Another sex difference -- the way we sin

According to a recent report from the Vatican, men and women sin differently. See Vatican study shows how sexes differ on the seven deadly sins .

The report is based on a study of confessions carried out by Father Roberto Busa, a 95-year-old Jesuit scholar. I suppose, being too old to actually sin himself, Fr. Busa decided to begin cataloguing other people's sins. The Pope's own personal theologian backs up the report in L'Osservatore Romano, the Vatican newspaper, so it must be a pretty good study. The study examines how frequently men and women confess to engaging in the traditional seven deadly sins announced by St. Gregory the Great in the late 6th century: lust, gluttony, sloth, greed, anger, envy and pride.

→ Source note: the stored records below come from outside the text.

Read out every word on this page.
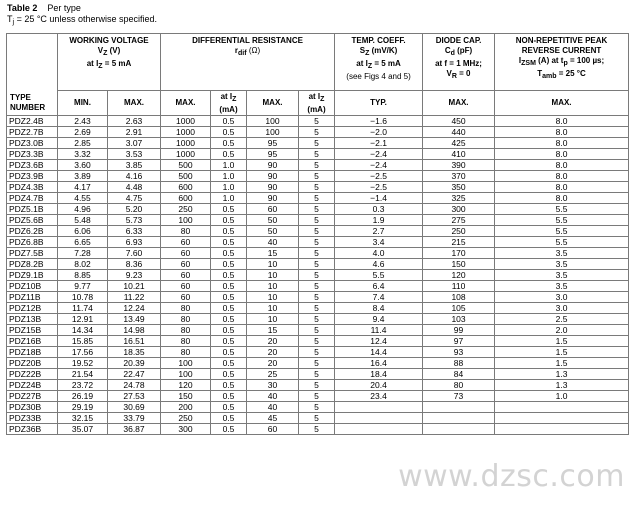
Table 2 Per type
$T_j = 25$ °C unless otherwise specified.
TYPE
NUMBER	WORKING VOLTAGE
$V_Z$ (V)
at $I_Z = 5$ mA		DIFFERENTIAL RESISTANCE
$r_{dif}$ (Ω)				TEMP. COEFF.
$S_Z$ (mV/K)
at $I_Z = 5$ mA
(see Figs 4 and 5)	DIODE CAP.
$C_d$ (pF)
at f = 1 MHz;
$V_R = 0$	NON-REPETITIVE PEAK
REVERSE CURRENT
$I_{ZSM}$ (A) at $t_p = 100$ µs;
$T_{amb} = 25$ °C

	MIN.	MAX.	MAX.	at $I_Z$
(mA)	MAX.	at $I_Z$
(mA)	TYP.	MAX.	MAX.
PDZ2.4B	2.43	2.63	1000	0.5	100	5	−1.6	450	8.0
PDZ2.7B	2.69	2.91	1000	0.5	100	5	−2.0	440	8.0
PDZ3.0B	2.85	3.07	1000	0.5	95	5	−2.1	425	8.0
PDZ3.3B	3.32	3.53	1000	0.5	95	5	−2.4	410	8.0
PDZ3.6B	3.60	3.85	500	1.0	90	5	−2.4	390	8.0
PDZ3.9B	3.89	4.16	500	1.0	90	5	−2.5	370	8.0
PDZ4.3B	4.17	4.48	600	1.0	90	5	−2.5	350	8.0
PDZ4.7B	4.55	4.75	600	1.0	90	5	−1.4	325	8.0
PDZ5.1B	4.96	5.20	250	0.5	60	5	0.3	300	5.5
PDZ5.6B	5.48	5.73	100	0.5	50	5	1.9	275	5.5
PDZ6.2B	6.06	6.33	80	0.5	50	5	2.7	250	5.5
PDZ6.8B	6.65	6.93	60	0.5	40	5	3.4	215	5.5
PDZ7.5B	7.28	7.60	60	0.5	15	5	4.0	170	3.5
PDZ8.2B	8.02	8.36	60	0.5	10	5	4.6	150	3.5
PDZ9.1B	8.85	9.23	60	0.5	10	5	5.5	120	3.5
PDZ10B	9.77	10.21	60	0.5	10	5	6.4	110	3.5
PDZ11B	10.78	11.22	60	0.5	10	5	7.4	108	3.0
PDZ12B	11.74	12.24	80	0.5	10	5	8.4	105	3.0
PDZ13B	12.91	13.49	80	0.5	10	5	9.4	103	2.5
PDZ15B	14.34	14.98	80	0.5	15	5	11.4	99	2.0
PDZ16B	15.85	16.51	80	0.5	20	5	12.4	97	1.5
PDZ18B	17.56	18.35	80	0.5	20	5	14.4	93	1.5
PDZ20B	19.52	20.39	100	0.5	20	5	16.4	88	1.5
PDZ22B	21.54	22.47	100	0.5	25	5	18.4	84	1.3
PDZ24B	23.72	24.78	120	0.5	30	5	20.4	80	1.3
PDZ27B	26.19	27.53	150	0.5	40	5	23.4	73	1.0
PDZ30B	29.19	30.69	200	0.5	40	5			
PDZ33B	32.15	33.79	250	0.5	45	5			
PDZ36B	35.07	36.87	300	0.5	60	5			
www.dzsc.com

It turns out that we didn't really need a study to tell us how men sin. Lust was number one for men, followed by gluttony and sloth. Duh.

The sins of women (being the more complicated sex) are less predictable: pride, followed by envy and anger. Gluttony and sloth are at the bottom of women's sinning preferences (well, nothing too surprising there).

I suspect that the high levels of anger in women are due in part to the amount of sloth committed by men.

And let me make a plug for my own sex. St. Gregory ranked the seven deadly sins based on the degree the sins offended the command of love. Under his ranking, lust, the principal male sin, offended love the least, while pride, the female sin of choice, violated love the most. We men may be fat, lazy lechers, but we haven't lost our sense of humanity.